(The Return of) Ignatz, by Sam Heldman

Tuesday, December 10, 2002

Supreme Court

Wednesday's first case in the Supreme Court is about cross-burning: Virginia v. Black. A few years ago they struck down, on First Amendment grounds, a Minnesota cross-burning ordinance:RAV v. City of St. Paul. This law is written differently and more narrowly, though. It provides
It shall be unlawful for any person or persons, with the intent of intimidating any person or group of persons, to burn, or cause to be burned, a cross on the property of another, a highway or other public place. Any person who shall violate any provision of this section shall be guilty of a Class 6 felony.
Any such burning of a cross shall be prima facie evidence of an intent to intimidate a person or group of persons.
The theory of the supporters of this statute is that it doesn't violate the First Amendment, unlike the St. Paul ordinance, because it is limited to those acts of cross-burning that have an intent to intimidate. A divided Virginia Supreme Court struck down the law. Virginia, supported by the U.S. as amicus, wants the Supreme Court to uphold the law.

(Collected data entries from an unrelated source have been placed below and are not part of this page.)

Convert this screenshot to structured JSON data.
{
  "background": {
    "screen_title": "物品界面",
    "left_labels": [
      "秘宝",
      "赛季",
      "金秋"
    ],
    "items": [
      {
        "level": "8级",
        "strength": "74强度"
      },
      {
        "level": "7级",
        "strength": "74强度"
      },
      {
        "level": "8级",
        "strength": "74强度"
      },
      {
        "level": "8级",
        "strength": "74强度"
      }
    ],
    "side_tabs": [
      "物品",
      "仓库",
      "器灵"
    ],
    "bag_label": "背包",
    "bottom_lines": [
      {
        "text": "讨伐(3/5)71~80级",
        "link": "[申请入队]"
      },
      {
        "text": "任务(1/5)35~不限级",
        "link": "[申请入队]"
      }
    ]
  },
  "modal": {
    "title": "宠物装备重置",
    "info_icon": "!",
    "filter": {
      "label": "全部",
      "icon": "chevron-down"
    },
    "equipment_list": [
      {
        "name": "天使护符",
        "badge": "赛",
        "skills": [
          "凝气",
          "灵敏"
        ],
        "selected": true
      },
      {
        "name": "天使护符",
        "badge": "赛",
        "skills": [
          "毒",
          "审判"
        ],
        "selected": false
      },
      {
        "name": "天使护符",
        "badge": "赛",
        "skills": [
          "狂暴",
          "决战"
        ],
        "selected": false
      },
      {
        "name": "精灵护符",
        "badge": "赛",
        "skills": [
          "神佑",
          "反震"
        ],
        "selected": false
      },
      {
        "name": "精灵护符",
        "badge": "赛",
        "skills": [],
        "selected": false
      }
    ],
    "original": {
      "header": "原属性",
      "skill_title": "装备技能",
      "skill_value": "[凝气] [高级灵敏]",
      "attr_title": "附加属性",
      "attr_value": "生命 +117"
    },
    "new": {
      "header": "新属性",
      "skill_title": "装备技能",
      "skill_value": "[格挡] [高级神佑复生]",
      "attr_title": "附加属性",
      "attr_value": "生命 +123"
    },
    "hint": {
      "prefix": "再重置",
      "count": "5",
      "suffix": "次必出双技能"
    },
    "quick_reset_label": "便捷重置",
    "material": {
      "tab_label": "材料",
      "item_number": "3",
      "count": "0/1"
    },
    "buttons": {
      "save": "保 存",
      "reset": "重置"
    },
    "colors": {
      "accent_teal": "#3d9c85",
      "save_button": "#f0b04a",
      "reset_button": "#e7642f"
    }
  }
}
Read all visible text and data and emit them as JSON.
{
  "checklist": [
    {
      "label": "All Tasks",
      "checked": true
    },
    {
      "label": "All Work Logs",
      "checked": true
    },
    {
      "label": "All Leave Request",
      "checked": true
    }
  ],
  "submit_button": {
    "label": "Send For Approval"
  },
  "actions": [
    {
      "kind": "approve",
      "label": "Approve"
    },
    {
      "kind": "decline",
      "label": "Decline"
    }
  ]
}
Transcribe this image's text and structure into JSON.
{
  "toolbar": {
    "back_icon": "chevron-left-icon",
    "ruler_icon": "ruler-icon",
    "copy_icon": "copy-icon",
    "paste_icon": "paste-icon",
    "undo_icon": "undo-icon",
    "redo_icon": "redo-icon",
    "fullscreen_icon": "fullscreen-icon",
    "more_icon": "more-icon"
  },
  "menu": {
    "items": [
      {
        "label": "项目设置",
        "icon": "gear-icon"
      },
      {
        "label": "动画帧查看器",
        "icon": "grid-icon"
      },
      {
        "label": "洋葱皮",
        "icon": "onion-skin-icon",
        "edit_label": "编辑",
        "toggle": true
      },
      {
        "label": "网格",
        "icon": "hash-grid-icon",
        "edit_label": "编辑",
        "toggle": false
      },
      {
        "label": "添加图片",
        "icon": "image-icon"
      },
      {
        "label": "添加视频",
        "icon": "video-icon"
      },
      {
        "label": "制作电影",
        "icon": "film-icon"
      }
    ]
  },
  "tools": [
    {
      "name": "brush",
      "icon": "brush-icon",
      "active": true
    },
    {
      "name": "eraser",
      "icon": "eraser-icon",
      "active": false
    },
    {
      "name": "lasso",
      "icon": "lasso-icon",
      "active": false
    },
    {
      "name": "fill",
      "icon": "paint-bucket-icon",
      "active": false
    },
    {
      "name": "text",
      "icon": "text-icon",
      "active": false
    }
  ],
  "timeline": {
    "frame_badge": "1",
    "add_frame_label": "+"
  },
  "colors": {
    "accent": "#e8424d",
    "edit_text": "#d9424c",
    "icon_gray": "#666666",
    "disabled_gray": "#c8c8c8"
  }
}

Blogger Kyle Still wrote, a few months ago, a thoughtful prediction that the Supreme Court would reverse in this case and uphold the law. I think I'm going to disagree. The reason goes back to Justice Scalia's opinion for the Court in RAV v. St. Paul. My guess is that the majority will hold the law violative of the First Amendment (and thus affirm) based on one or both of two theories: that the bare word "intimidation" is too broad and loose a concept to justify criminalization of expressive conduct; or (more likely, I'm guessing) that the state cannot validly choose to prohibit only one scumbag group's intimidating conduct while leaving other potential sorts of intimidating expressive conduct, based on other ideologies, unregulated. As Justice Scalia said in RAV, even if a state can regulate certain kinds of expressive conduct based on its secondary effects (e.g. intimidation), it can't draw sub-distinctions based on the ideological content of that speech; thus you can forbid obscenity, but couldn't allow all obscenity except for that which also contains certain ideological or political messages. My guess is that this principle will lead to the affirmance of the VA S.Ct. Could be wrong, of course, but I say "AFFIRM".